Pedro Bento sob o risco de ser multado se atropelar uma galinha

Pedro Bento está a participar no Yak attack no Nepal, uma prova que é composta por dez etapas e que tem o ponto alto a passagem aos 5410 metros de altitude. O atleta almeirinense relata a segunda e terceira etapa:

A segunda etapa deste ano foi desenhada para ser a mais dura de todas as edições, a parte da etapa da passagem aos 5400:
Foram 62km com 2900 M de acumulado de subida!
Todos estavam bastante receosos do que iríamos enfrentar e por ser uma etapa longa a partida deu se as 8h da manha, ainda com todos os 39 atletas!
A partida iniciou atrás de um jipe por 2km, devido ao tráfico da cidade, e só quando entramos na terra iniciou a prova!
Os favoritos foram logo para a frente e eu tentei colocar o meu ritmo de acordo com as sensações, segui muito tempo na roda de um francês mas depois passei para a frente e segui no meu ritmo. Qual o meu espanto quando na primeira vez em que precisei de usar os travões eles simplesmente não funcionavam, o de trás ainda conseguia abrandar um pouco a velocidade mas o da frente simplesmente não funcionava, tal como a suspensão que desde o primeiro dia também deixou de funcionar!
As paisagens variavam entre cascatas e vilas repletas de vida onde as crianças corriam atrás de nós apenas para nos incentivarem! Os perigos espreitam a cada esquina e a cada curva: os jipes que servem de transporte público aos habitantes e turistas, as motorizadas que muitas vezes transportam famílias inteiras, os trekers que tentam conquistar cada montanha, os burros, vacas, galinhas, etc
Só por curiosidade: se atropelarmos uma galinha temos de pagar uma multa entre 50 a 150€ de acordo com o número de ovos que a galinha põe.
Após ter falhado o primeiro posto de abastecimento ao km 25 continuei sem água ate ao km 40, foram duas horas de subida interminável sem água! Parei numa loja que se encontra na berma da estrada e comprei uma garrafa de água por 100 rupias, mais ou menos um euro.
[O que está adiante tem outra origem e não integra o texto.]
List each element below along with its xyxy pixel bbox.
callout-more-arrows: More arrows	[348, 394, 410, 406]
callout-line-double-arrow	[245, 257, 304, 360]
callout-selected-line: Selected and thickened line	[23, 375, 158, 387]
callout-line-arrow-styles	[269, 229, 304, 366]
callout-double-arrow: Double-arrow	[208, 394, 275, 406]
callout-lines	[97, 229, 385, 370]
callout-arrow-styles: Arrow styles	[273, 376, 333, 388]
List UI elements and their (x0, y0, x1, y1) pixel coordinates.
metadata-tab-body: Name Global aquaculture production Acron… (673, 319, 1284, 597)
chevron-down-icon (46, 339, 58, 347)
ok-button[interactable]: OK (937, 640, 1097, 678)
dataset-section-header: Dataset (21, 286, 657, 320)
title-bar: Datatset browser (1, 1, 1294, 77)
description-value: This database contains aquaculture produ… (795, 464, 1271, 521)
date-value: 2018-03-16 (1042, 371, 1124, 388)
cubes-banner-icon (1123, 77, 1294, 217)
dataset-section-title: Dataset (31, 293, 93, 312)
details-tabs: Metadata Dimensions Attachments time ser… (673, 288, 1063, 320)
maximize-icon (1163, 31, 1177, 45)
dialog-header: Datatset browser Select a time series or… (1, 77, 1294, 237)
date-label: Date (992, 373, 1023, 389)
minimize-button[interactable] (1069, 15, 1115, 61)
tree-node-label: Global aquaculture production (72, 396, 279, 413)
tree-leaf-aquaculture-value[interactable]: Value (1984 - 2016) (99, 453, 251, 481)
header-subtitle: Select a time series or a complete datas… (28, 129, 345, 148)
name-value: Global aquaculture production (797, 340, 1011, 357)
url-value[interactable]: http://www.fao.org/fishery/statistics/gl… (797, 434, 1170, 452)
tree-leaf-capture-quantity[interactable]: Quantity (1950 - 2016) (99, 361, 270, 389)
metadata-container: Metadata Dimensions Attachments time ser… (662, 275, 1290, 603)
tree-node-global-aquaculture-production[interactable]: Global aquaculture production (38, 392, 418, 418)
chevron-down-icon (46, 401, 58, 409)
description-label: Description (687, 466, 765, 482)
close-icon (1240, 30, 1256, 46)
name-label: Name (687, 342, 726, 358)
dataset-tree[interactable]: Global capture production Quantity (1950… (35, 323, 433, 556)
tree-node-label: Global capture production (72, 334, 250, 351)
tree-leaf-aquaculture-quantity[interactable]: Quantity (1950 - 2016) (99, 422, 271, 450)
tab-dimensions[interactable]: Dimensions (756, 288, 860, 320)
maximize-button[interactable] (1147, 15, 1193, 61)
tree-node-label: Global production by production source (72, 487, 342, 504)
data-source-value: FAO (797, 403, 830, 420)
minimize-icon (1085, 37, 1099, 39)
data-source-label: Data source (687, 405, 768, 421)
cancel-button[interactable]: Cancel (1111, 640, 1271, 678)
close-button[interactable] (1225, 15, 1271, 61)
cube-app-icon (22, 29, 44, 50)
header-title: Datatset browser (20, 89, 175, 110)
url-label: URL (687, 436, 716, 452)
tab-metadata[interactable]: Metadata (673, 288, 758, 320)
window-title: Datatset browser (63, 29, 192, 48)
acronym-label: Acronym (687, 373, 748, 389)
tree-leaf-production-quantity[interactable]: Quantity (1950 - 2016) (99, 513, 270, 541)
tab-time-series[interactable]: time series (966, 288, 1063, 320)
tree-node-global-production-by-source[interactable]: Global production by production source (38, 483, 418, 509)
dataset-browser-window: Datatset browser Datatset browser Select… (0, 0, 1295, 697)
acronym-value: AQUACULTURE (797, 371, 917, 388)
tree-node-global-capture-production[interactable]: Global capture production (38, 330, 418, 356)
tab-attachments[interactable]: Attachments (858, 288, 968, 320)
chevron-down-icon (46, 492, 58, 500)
Após dois km reparei que tinha deixado os óculos de sol na loja, impensável voltar atrás! Continuei e ao km 50 comecei a pagar o preço de ter andado sem água tantos kms! As subidas de pedra que não tinham fim, as pequenas descidas, sem travões nem suspensão, junto aos precipícios tornavam-se um suplício até que sem esperar surgiu a linha de chegada e um alívio muito grande!
Terminei com 6h7′ e num 10° lugar a geral e 9º do escalão!
Mas o pior de tudo foi a espera pelo saco com as roupas, estive mais de 6h enrolado numa manta a espera do saco! Os outros atletas iam chegando a conta-gotas e muitos deles já só chegaram de noite cerrada, dois atletas acabaram mesmo por desistir”.